I have no involvement in this industry, neither academically or by investment. Just on a learning journey, like many here. Disingenuous? It does me no good to deny that accusation, but I think the discourse level here is higher if we dispute each other's facts over disputing each other's motives. You appear to have a much more deeply rooted interest than I on this subject, and I have no reason to dispute your facts, but as for your opinion that "it doesn't pass the [ocular] smell test," a web search turns up, "the reason is that far-UVC light has a range in biological materials of less than a few micrometers, and thus it cannot reach living human cells in the skin or eyes, being absorbed in the skin stratum corneum or the ocular tear layer."[0]
You're undoubtedly already familiar with that so I'm sure there's some reason you have for finding it less than conclusive. In any event, I totally agree with you that the safety of this needs to be firmly established before releasing 222nm lamps for general home use, although I think a more limited use might be acceptable (for example, placing the bulb in a UV-opaque enclosure and circulating the room air through that unit).
To be clear, I was calling the researchers who wrote those papers disingenuous, not you. I've reviewed scientific papers. I have seen some true garbage. This is probably why I have a pretty low tolerance for bad papers or paper puffery. Those papers are skirting around inconvenient facts to make their conclusions appear stronger, which they should not be doing. Nothing is wrong per se, it's just intentionally not clear.

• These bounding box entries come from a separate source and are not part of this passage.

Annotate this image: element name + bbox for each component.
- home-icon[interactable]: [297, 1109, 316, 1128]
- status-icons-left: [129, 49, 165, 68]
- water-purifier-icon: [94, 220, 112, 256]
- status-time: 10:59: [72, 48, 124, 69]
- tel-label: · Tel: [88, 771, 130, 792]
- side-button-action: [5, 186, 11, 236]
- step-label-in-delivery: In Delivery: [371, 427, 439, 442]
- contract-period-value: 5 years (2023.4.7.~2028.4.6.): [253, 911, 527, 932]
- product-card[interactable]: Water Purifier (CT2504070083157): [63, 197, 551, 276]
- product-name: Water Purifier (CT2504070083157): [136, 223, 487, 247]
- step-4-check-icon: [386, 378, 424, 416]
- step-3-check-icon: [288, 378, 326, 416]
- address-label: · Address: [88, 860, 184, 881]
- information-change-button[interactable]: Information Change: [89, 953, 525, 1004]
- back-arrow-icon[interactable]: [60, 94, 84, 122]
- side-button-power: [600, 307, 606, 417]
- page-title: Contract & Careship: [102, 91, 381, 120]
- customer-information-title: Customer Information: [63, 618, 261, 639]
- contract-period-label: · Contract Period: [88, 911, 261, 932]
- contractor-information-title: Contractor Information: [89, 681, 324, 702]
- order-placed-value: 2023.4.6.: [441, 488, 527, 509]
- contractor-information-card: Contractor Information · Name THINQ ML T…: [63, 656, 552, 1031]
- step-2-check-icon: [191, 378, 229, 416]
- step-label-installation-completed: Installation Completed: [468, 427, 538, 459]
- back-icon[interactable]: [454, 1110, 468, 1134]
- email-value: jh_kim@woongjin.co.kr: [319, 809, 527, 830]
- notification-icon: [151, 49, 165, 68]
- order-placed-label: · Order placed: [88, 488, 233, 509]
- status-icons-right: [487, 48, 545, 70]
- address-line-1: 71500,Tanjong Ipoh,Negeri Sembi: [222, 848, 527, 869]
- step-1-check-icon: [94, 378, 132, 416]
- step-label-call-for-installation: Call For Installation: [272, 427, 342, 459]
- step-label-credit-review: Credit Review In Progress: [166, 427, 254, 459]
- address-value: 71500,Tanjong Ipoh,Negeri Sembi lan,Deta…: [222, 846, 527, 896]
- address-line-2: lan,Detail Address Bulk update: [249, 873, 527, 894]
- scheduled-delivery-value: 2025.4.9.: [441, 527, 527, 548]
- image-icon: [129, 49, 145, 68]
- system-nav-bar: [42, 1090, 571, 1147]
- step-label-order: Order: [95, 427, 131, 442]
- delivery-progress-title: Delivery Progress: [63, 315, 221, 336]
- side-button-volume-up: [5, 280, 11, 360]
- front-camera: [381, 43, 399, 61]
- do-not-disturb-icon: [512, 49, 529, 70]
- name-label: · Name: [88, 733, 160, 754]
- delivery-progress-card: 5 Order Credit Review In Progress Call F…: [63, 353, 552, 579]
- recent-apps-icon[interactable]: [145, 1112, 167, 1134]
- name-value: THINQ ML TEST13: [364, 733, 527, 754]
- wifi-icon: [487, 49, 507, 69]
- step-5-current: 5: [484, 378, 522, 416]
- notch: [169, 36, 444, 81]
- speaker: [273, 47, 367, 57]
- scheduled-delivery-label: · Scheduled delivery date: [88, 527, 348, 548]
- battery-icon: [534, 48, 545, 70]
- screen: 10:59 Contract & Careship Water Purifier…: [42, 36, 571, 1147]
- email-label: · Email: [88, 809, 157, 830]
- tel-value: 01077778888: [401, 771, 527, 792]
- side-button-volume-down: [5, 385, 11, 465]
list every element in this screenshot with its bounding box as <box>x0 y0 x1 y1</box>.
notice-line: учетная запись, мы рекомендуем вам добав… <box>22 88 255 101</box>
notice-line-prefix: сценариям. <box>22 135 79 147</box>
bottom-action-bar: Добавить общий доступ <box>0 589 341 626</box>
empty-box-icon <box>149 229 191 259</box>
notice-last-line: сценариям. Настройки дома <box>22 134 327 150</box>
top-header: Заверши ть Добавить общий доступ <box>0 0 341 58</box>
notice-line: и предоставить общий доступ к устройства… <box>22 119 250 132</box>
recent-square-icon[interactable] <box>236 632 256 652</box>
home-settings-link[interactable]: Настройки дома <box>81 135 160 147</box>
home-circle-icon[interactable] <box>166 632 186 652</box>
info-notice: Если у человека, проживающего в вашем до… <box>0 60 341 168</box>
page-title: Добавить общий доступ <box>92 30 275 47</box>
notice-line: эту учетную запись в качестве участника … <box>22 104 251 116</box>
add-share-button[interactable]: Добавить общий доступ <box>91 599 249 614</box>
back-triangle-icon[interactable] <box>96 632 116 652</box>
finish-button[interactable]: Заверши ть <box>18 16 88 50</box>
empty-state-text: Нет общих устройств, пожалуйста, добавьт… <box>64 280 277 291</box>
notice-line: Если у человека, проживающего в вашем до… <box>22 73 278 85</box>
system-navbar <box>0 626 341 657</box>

As an example of what I mean, take the Buonanno paper you linked. They say "We measured induction of the two most abundant premutagenic DNA lesions in the epidermis, cyclobutane pyrimidine dimers (CPD) and pyrimidine-pyrimidone 6-4 photoproducts (6-4PP) (4), as a function of UVC fluence in 3D human skin constructs immediately after exposure using the immunohistochemical approach previously described (7)."
It's natural to ask the question, is that the right thing to measure? There is no reason to suspect that 222nm and 254nm light will cleave the same bonds, so you might get a completely different set of dissociation products. Reference [7] has nothing to say on this subject (plus is citation incest) and in fact links back (as Reference [16]) to Reference [4], so that's the one. Except... it doesn't support this claim. At all. In fact it kind of suggests the opposite, that you can get pretty wide variation here depending on the incoming light: "In addition, we showed that the sequence distribution of CPDs induced by natural sunlight is very different from that induced by UVC (254 nm) at sequence positions specifically containing 5-methylcytosine bases."
So when I find crap like that in a paper that has a general air of puffery (as one, regrettably, must often take on these days in order to secure funding), I get really damn suspicious. I am not claiming anything is wrong, or that any claims are false. I am simply saying that the provided evidence is not sufficient to establish at least one of the paper's claims, and the authors are not forthright about it.